Evoking enjoyable participant experiences is likely critical to sustained adherence to Gs4H and their associated health-related behaviors but designing games that do so reliably is a challenge. Consumption of games, as opposed to consumption of books, movies, and so on, is inherently nonlinear, and this introduces some uncertainty in predicting player experience [31,32]. A key to honing the desired qualities of emergent gameplay is iterative development with frequent input from the priority population [15,31]. Semistructured qualitative interviews with participants who experience the G4H can be a useful tool for investigating to what degree participants are indeed undergoing the targeted experiences. Quantitative data may further help researchers divine participants’ experiences. The Playful Experiences Questionnaire, for example, measures the categories promulgated in the Playful Experiences Framework [28,29]. Research with mixed methods designs that allow qualitative and quantitative data to build upon one another may lead to a deeper level of understanding.

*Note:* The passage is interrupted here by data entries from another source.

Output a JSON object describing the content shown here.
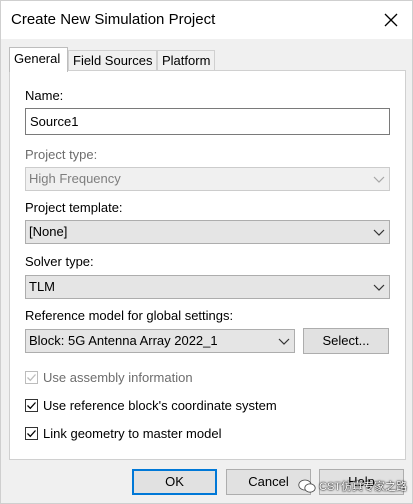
{
  "window": {
    "title": "Create New Simulation Project"
  },
  "tabs": [
    {
      "label": "General",
      "active": true
    },
    {
      "label": "Field Sources",
      "active": false
    },
    {
      "label": "Platform",
      "active": false
    }
  ],
  "general": {
    "name_label": "Name:",
    "name_value": "Source1",
    "project_type_label": "Project type:",
    "project_type_value": "High Frequency",
    "project_template_label": "Project template:",
    "project_template_value": "[None]",
    "solver_type_label": "Solver type:",
    "solver_type_value": "TLM",
    "reference_model_label": "Reference model for global settings:",
    "reference_model_value": "Block: 5G Antenna Array 2022_1",
    "select_button": "Select...",
    "checkboxes": [
      {
        "label": "Use assembly information",
        "checked": true,
        "enabled": false
      },
      {
        "label": "Use reference block's coordinate system",
        "checked": true,
        "enabled": true
      },
      {
        "label": "Link geometry to master model",
        "checked": true,
        "enabled": true
      }
    ]
  },
  "footer": {
    "ok": "OK",
    "cancel": "Cancel",
    "help": "Help"
  },
  "watermark": {
    "text": "CST仿真专家之路"
  },
  "icons": {
    "close": "close-icon",
    "dropdown": "chevron-down-icon",
    "check": "checkmark-icon"
  }
}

We identified areas of needed research while conducting this project. First, more research is needed to elucidate how game experiences may affect SDT constructs. Greater clarity regarding if and how different experiences afforded by Gs4H affect critical psychosocial constructs may help game designers to develop more efficacious Gs4H. Second, more research that explicates how different G4H game mechanics engender specific player experiences is needed. Although this is likely to remain the purview of experts because of its inherent complexity, literature that helps to frame these links may help researchers to systematize iterative game development and communicate research proposals and study findings. Third, engagement is a key issue in securing a person’s participation in, and thereby exposure to, a game. Thus, engagement is critical for G4H effectiveness. Engagement likely hinges on participants’ G4H-related experiences—both experiences stemming from the game and the health-promoting aspects of the G4H. More research is needed to characterize how specific G4H-related experiences correspond to effective engagement with the G4H [72,73].

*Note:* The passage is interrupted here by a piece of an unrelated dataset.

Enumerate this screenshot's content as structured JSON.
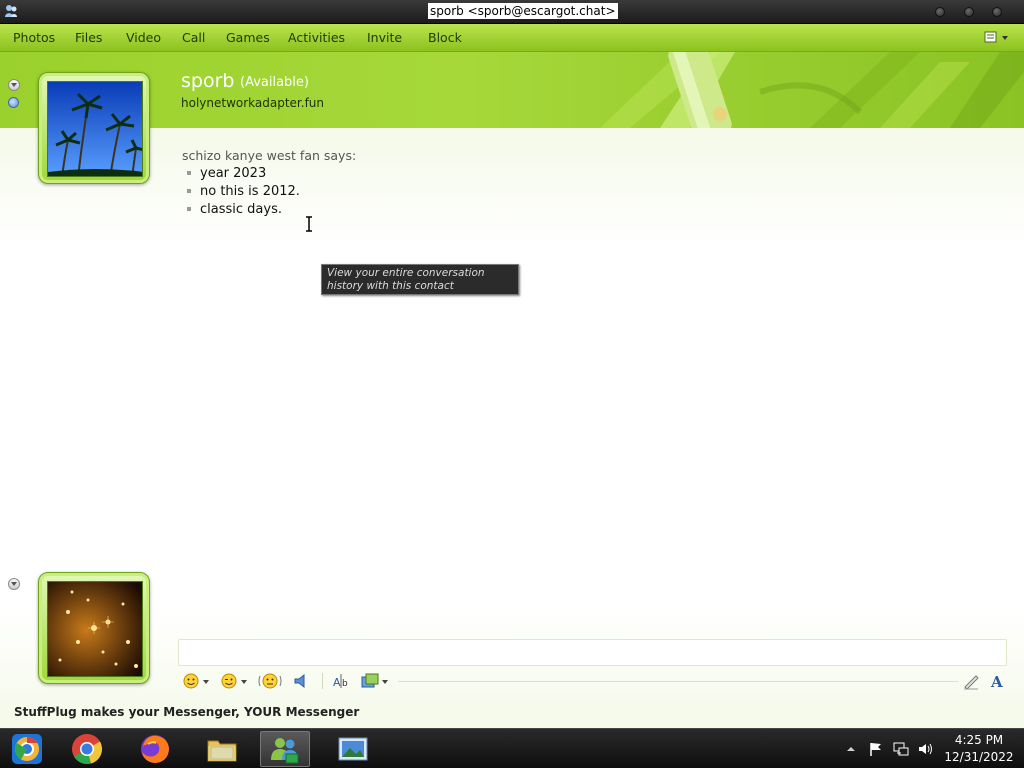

The strengths of this study include adherence to recommended procedures for increasing transparency of scientific research (eg, the Template for Intervention Description and Replication Checklist), a systematic approach to game design, and the real-world application of the G4H development process to create a behavioral intervention. The limitations of this study include, first, that we did not conduct a formal systematic review of the literature. As G4H design exists at the confluence of several fields, this was not within the scope of this study. Although our study team has considerable expertise in G4H research, there may be additional relevant studies not covered in this paper. Furthermore, our study team did not include professional game designers or developers. We made extensive use of relevant scientific literature, but future research would benefit from the inclusion of individuals with expertise in these areas. The MECHA model is a useful starting point, but it would likely be improved by incorporating the unique insights that game designers and experts in human-computer interaction may provide. This may be especially useful as MECHA is applied to help design health-promoting video games.

G4H design combines the art of game design and the science of behavior change. In this paper, we have presented a process for systematically integrating these perspectives and illustrated its use in the design of a G4H centered on increasing physical activity in insufficiently active older adults. This systematic approach to G4H design may facilitate program planning, evaluation, and clearer communication of G4H interventions.